Gasoline Alley, 4/26/24

Good news, everyone! They’re not going to change the name of Gasoline Alley after all, because the Town Charter contains a number of entrenched clauses, laid down more than a century ago, that can never be amended or altered, even by a vote of the people or their representatives! This is probably fine. Hopefully Mayor Melba will not read whatever this document has to say about women holding office, or owning property.

Mary Worth, 4/26/24

One day, many years ago, a young man who had not yet reached the age of 30 decided to try out this “blogging” thing by joking about his favorite comic strip, Mary Worth, online. “This strip contains what may be the first use of the phrase ‘Wilbur makes an overture’ in the history of the English language,” he typed, while chortling drolly.
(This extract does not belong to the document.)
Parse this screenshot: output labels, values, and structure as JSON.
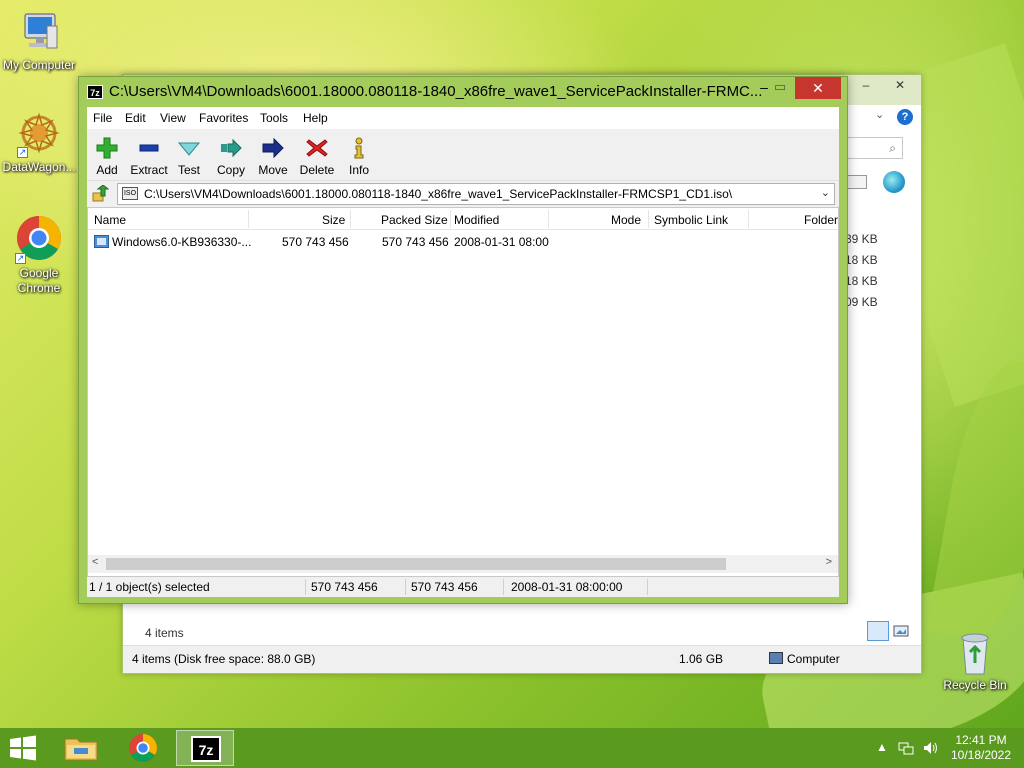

Anyway, now it’s the far-future year 2024, and an old man is lying in the gutter screaming “FUCK YOU” at Wilbur, because he knocked the old man over in the midst of a weird sex fantasy about rescuing the lady at whom he made that long-ago overture from a nightmarish ape-man, and frankly I’m pretty jazzed about it, and jazzed that I still get to bring important breaking Wilbur news like this to you, my faithful readers.